Find Area of shaded region. In the given figure $AB$ = $9cm$, $AD$ = $BC$ = $10cm$, $DB$ = $AC$ = $17cm$. If area of the shaded
region is ${m\over n}$, where ($m, n$) = $1$, then evaluate m + n . 
My Work :-
Well initially I had ideas of joining $D$ and $C$ and then maybe using something related to similar triangles. Well then I had another idea of maybe finding the height of the trapezium $ABCD$ and then maybe find height of the shaded triangle and similar ones. However whenever I am approaching either ways, I am just getting stuck in variables.
So I need an advice as to how to approach this problem.
 A: 
Let the intersection point of $AC,BD$ be denoted by $O$. Let $V$ be the point on $AB$ such that $OV\perp AB$. Since $\triangle DAB\cong\triangle CBA(SSS),\triangle AOB$ is isosceles and $AV=BV=4.5$.
Then $\tan\angle OAB=\frac{OV}{AV}$ which gives the required area $\Delta=OV\times AV=4.5^2\tan\angle OAB$.
Let $X$ be the point on $AC$ such that $BX\perp AC$. Then $BX^2=9^2-AX^2=10^2-(17-AX)^2$ giving $AX=\frac{135}{17}$.
Now, $\tan\angle OAB=\frac{BX}{AX}$. Can you complete?

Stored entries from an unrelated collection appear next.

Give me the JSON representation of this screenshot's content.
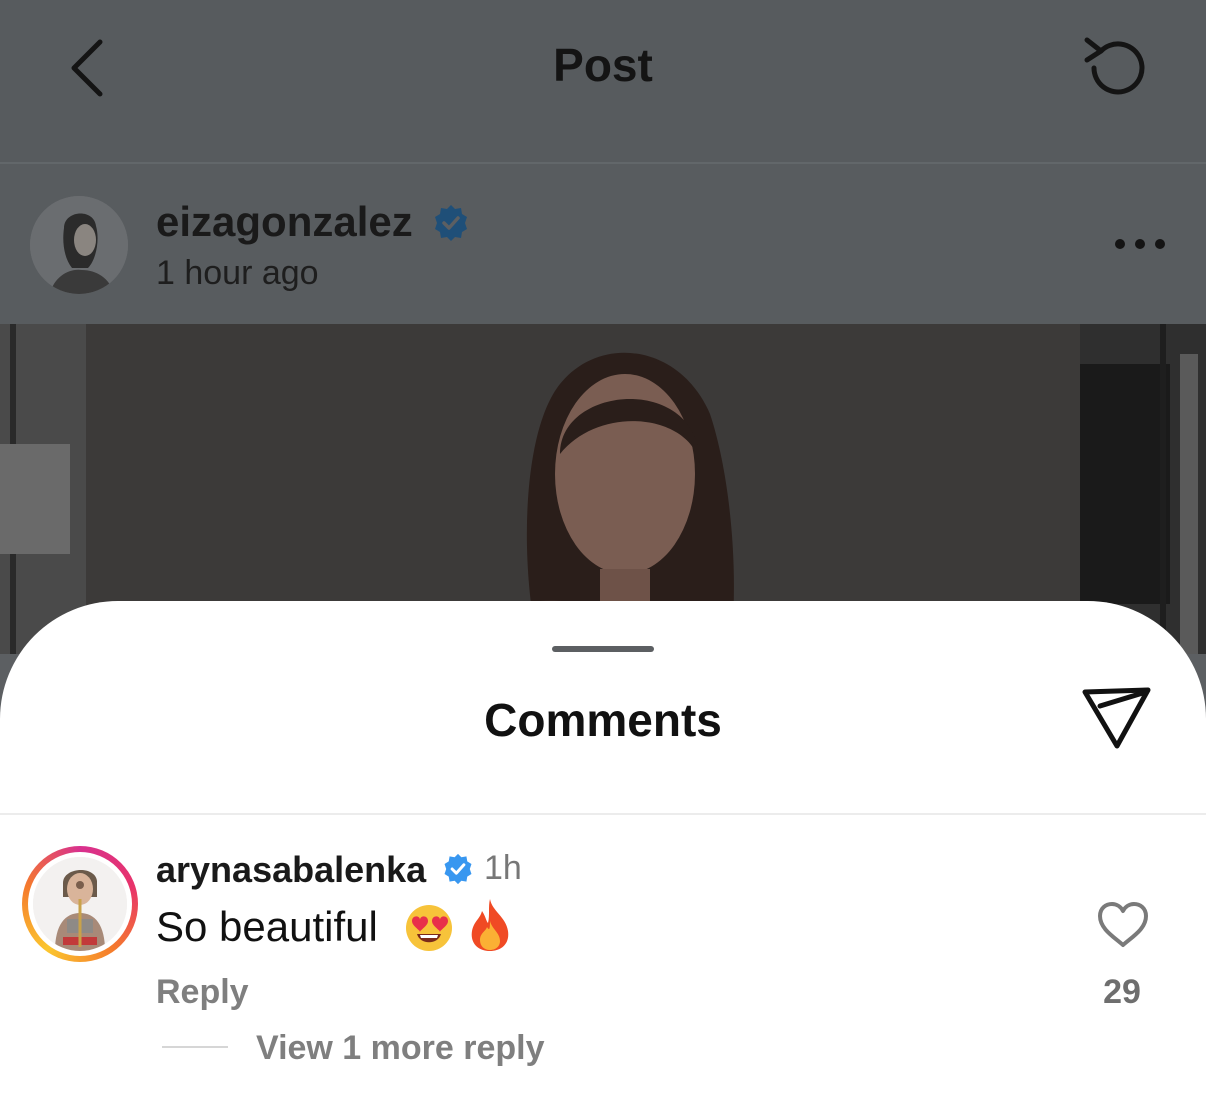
{
  "header": {
    "title": "Post",
    "back_icon": "chevron-left-icon",
    "refresh_icon": "refresh-icon"
  },
  "post": {
    "username": "eizagonzalez",
    "verified": true,
    "time": "1 hour ago",
    "more_icon": "more-horizontal-icon"
  },
  "comments_sheet": {
    "title": "Comments",
    "share_icon": "paper-plane-icon",
    "comments": [
      {
        "username": "arynasabalenka",
        "verified": true,
        "time": "1h",
        "text": "So beautiful",
        "emojis": [
          "heart-eyes-emoji",
          "fire-emoji"
        ],
        "reply_label": "Reply",
        "like_count": "29",
        "view_replies_label": "View 1 more reply",
        "has_story_ring": true
      }
    ]
  },
  "colors": {
    "backdrop": "#5c5f62",
    "verified_blue": "#3897f0",
    "secondary_text": "#7f7f7f"
  }
}
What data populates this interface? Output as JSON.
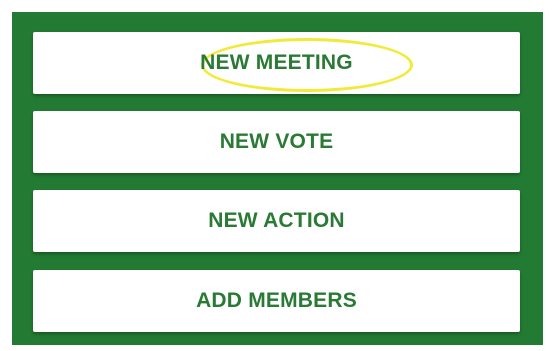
{
  "colors": {
    "panel_background": "#237a32",
    "button_background": "#ffffff",
    "button_text": "#2a7a35",
    "highlight_ring": "#f2ea3b"
  },
  "menu": {
    "buttons": [
      {
        "label": "NEW MEETING",
        "highlighted": true
      },
      {
        "label": "NEW VOTE",
        "highlighted": false
      },
      {
        "label": "NEW ACTION",
        "highlighted": false
      },
      {
        "label": "ADD MEMBERS",
        "highlighted": false
      }
    ]
  }
}
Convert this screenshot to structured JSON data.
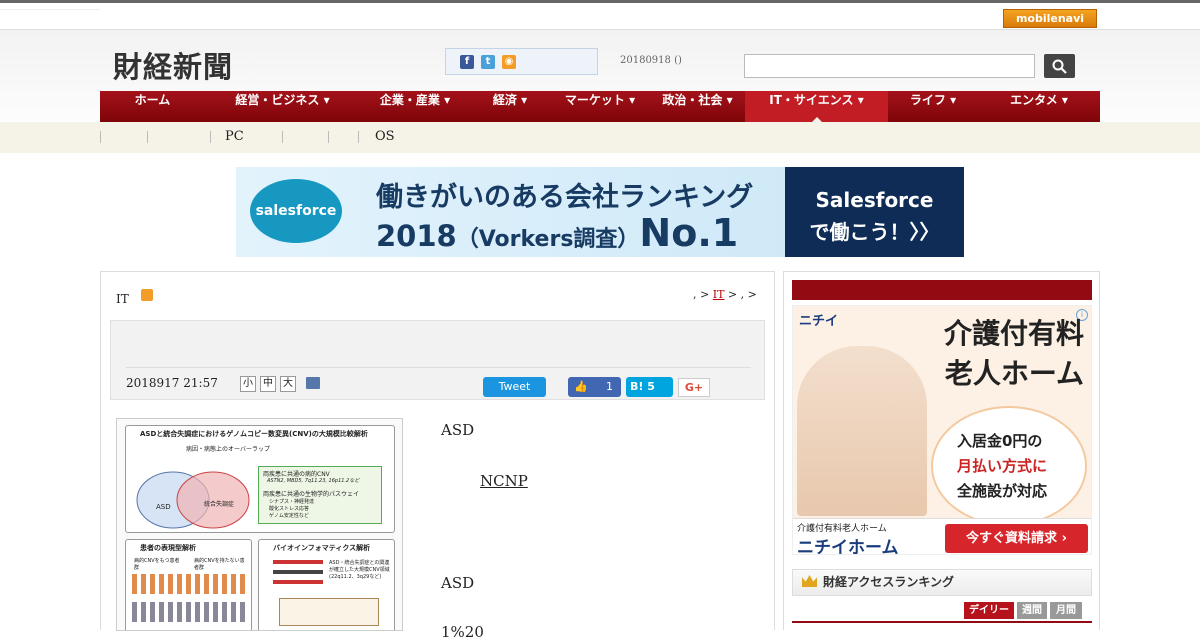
{
  "topbar": {
    "mobile_label": "mobilenavi"
  },
  "header": {
    "logo": "財経新聞",
    "date": "20180918 ()",
    "search_placeholder": ""
  },
  "nav": {
    "items": [
      {
        "label": "ホーム"
      },
      {
        "label": "経営・ビジネス ▾"
      },
      {
        "label": "企業・産業 ▾"
      },
      {
        "label": "経済 ▾"
      },
      {
        "label": "マーケット ▾"
      },
      {
        "label": "政治・社会 ▾"
      },
      {
        "label": "IT・サイエンス ▾"
      },
      {
        "label": "ライフ ▾"
      },
      {
        "label": "エンタメ ▾"
      }
    ]
  },
  "subnav": {
    "items": [
      "PC",
      "OS"
    ]
  },
  "banner": {
    "brand": "salesforce",
    "line1": "働きがいのある会社ランキング",
    "line2_year": "2018",
    "line2_mid": "（Vorkers調査）",
    "line2_no": "No.1",
    "right_line1": "Salesforce",
    "right_line2": "で働こう！〉〉"
  },
  "article": {
    "category": "IT",
    "breadcrumb_pre": ", >",
    "breadcrumb_link": "IT",
    "breadcrumb_post": "> , >",
    "date": "2018917 21:57",
    "font_sizes": [
      "小",
      "中",
      "大"
    ],
    "tweet_label": "Tweet",
    "like_count": "1",
    "hatena_label": "B! 5",
    "gplus_label": "G+",
    "para1": "ASD",
    "link_text": "NCNP",
    "para2": "ASD",
    "para3": "1%20"
  },
  "figure": {
    "title": "ASDと統合失調症におけるゲノムコピー数変異(CNV)の大規模比較解析",
    "sub1": "病因・病態上のオーバーラップ",
    "asd": "ASD",
    "scz": "統合失調症",
    "box1_title": "両疾患に共通の病的CNV",
    "box1_sub": "ASTN2, MBD5, 7q11.23, 16p11.2など",
    "box2_title": "両疾患に共通の生物学的パスウェイ",
    "box2_items": [
      "シナプス・神経発達",
      "酸化ストレス応答",
      "ゲノム安定性など"
    ],
    "panel1": "患者の表現型解析",
    "panel1_a": "病的CNVをもつ患者群",
    "panel1_b": "病的CNVを持たない患者群",
    "panel2": "バイオインフォマティクス解析",
    "panel2_text": "ASD・統合失調症との関連が確立した大規模CNV領域 (22q11.2、3q29など)"
  },
  "sidebar": {
    "ad_logo": "ニチイ",
    "ad_head1": "介護付有料",
    "ad_head2": "老人ホーム",
    "ad_circle1": "入居金0円の",
    "ad_circle2": "月払い方式に",
    "ad_circle3": "全施設が対応",
    "ad_small": "介護付有料老人ホーム",
    "ad_name": "ニチイホーム",
    "ad_btn": "今すぐ資料請求 ›",
    "ranking_title": "財経アクセスランキング",
    "tabs": [
      "デイリー",
      "週間",
      "月間"
    ]
  },
  "colors": {
    "nav": "#8e0b12",
    "accent": "#c21c25",
    "banner_right": "#0f2c56"
  }
}
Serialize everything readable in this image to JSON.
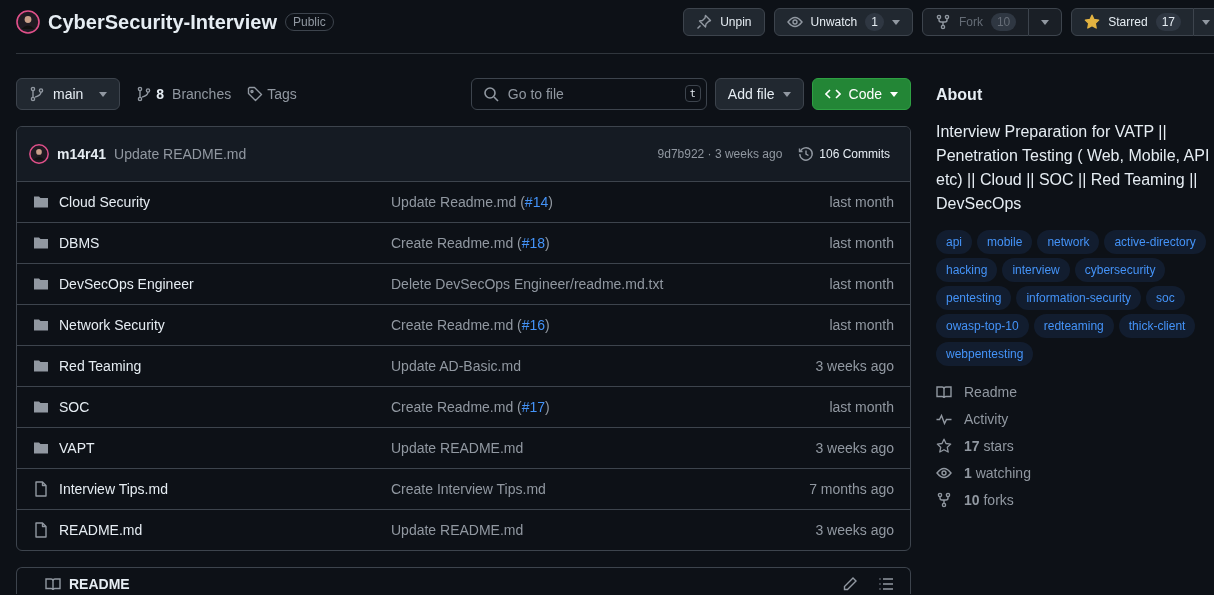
{
  "repo": {
    "name": "CyberSecurity-Interview",
    "visibility": "Public"
  },
  "actions": [
    {
      "kind": "pin",
      "label": "Unpin",
      "disabled": false
    },
    {
      "kind": "watch",
      "label": "Unwatch",
      "count": "1",
      "disabled": false
    },
    {
      "kind": "fork",
      "label": "Fork",
      "count": "10",
      "disabled": true
    },
    {
      "kind": "star",
      "label": "Starred",
      "count": "17",
      "disabled": false
    }
  ],
  "toolbar": {
    "branch": "main",
    "branches_count": "8",
    "branches_label": "Branches",
    "tags_label": "Tags",
    "search_placeholder": "Go to file",
    "shortcut": "t",
    "add_file": "Add file",
    "code": "Code"
  },
  "commit": {
    "author": "m14r41",
    "message": "Update README.md",
    "meta": "9d7b922 · 3 weeks ago",
    "commits": "106 Commits"
  },
  "files": [
    {
      "kind": "folder",
      "name": "Cloud Security",
      "message": "Update Readme.md (",
      "link": "#14",
      "message_end": ")",
      "time": "last month"
    },
    {
      "kind": "folder",
      "name": "DBMS",
      "message": "Create Readme.md (",
      "link": "#18",
      "message_end": ")",
      "time": "last month"
    },
    {
      "kind": "folder",
      "name": "DevSecOps Engineer",
      "message": "Delete DevSecOps Engineer/readme.md.txt",
      "time": "last month"
    },
    {
      "kind": "folder",
      "name": "Network Security",
      "message": "Create Readme.md (",
      "link": "#16",
      "message_end": ")",
      "time": "last month"
    },
    {
      "kind": "folder",
      "name": "Red Teaming",
      "message": "Update AD-Basic.md",
      "time": "3 weeks ago"
    },
    {
      "kind": "folder",
      "name": "SOC",
      "message": "Create Readme.md (",
      "link": "#17",
      "message_end": ")",
      "time": "last month"
    },
    {
      "kind": "folder",
      "name": "VAPT",
      "message": "Update README.md",
      "time": "3 weeks ago"
    },
    {
      "kind": "file",
      "name": "Interview Tips.md",
      "message": "Create Interview Tips.md",
      "time": "7 months ago"
    },
    {
      "kind": "file",
      "name": "README.md",
      "message": "Update README.md",
      "time": "3 weeks ago"
    }
  ],
  "readme": {
    "title": "README"
  },
  "about": {
    "title": "About",
    "description": "Interview Preparation for VATP || Penetration Testing ( Web, Mobile, API etc) || Cloud || SOC || Red Teaming || DevSecOps",
    "topics": [
      "api",
      "mobile",
      "network",
      "active-directory",
      "hacking",
      "interview",
      "cybersecurity",
      "pentesting",
      "information-security",
      "soc",
      "owasp-top-10",
      "redteaming",
      "thick-client",
      "webpentesting"
    ],
    "links": [
      {
        "kind": "readme",
        "label": "Readme"
      },
      {
        "kind": "activity",
        "label": "Activity"
      },
      {
        "kind": "stars",
        "count": "17",
        "label": "stars"
      },
      {
        "kind": "watching",
        "count": "1",
        "label": "watching"
      },
      {
        "kind": "forks",
        "count": "10",
        "label": "forks"
      }
    ]
  }
}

$\tan\angle OAB=0.5\bar3$ giving $\Delta=10.8=\frac{54}5.$

A: Here is the picture for the situation:

One possibility to "see the height" is as follows.
Of course, we have an isosceles trapezium $ABCD$.
In the triangle $\Delta ABC$ the sides are known, $9, 10, 17$, the semi-perimeter is $(9+10+17)/2=18$, so Heron gives its area $[ABC]=A_1+A_3$ as
$$
[ABC]=A_1+A_3=\sqrt{18(18-9)(18-10)(18-17)}=36\ .
$$
Since $AB=9$, the heights $DD'$ and $CC'$ of the isosceles trapezium have both length $8$. This gives then $AC'=BD'=15$, since there is the pythagorean triple $(8, 15, 17)$. We get $BC'=AD'=6$ finally. (And one can take this as a start).
Let us now denote by $A_1$ and $A_2$ the areas of the similar triangles $\Delta XAB$ and $\Delta XCD$. It is easy to compute all areas now. We may also want to compute the position of $X$, the intersection of the diagonals, on the diagonals:
$$
\begin{aligned}
A_1 + A_3 &= [ABC] = 36 \ ,\\
\frac {A_1}{A_3} &= \frac{XA}{XC} =\frac{AB}{CD}=\frac {9}{21}=\frac37\ ,\\
\frac {A_1}{A_1+A_3} &= \frac3{3+7}=\frac3{10}\ ,\\
A_1 &= (A_1+A_3)\cdot \frac3{10}=36\cdot  \frac3{10}=\frac{54}5\ . 
\end{aligned}
$$
$\square$

@Note: Checks, and other possibilities to get $A_1$:
The area $[ABCD]$ is $\frac 12\cdot 8(9+21)=120$, and $A_1=54/5$, $A_3=126/5$, $A_2=294/5$. We have

*

*$A_1+A_3=36$, as it should be $\frac 12\cdot 9\cdot 8$,

*$A_2+A_3=84$, as it should be $\frac 12\cdot 21\cdot 8$,

*$A_1:A_2=9/49=(3/7)^2=(9/21)^2=(AB/CD)^2$, as it should be from the similarity.

*$A_1+A_2+2A_3=[ABCD]=120$.

A: Given the triangle’s base $9$ and its rational area $\frac mn$, its height is rational; so are likely the height and the base of the triangle DAB per similar triangles. Note that $(8,15,17)$ and $(6,8,10)$ are Pythagorean’s triplets. It is determined that $8$ and $15$ fit its height and base, respectively, which leads to $\frac{\frac 92}{15}\cdot 8=\frac{12}{5}$ as the height of the shaded triangle. Thus, its area is $\frac12\cdot\frac{12}5\cdot 9=\frac{54}5 $.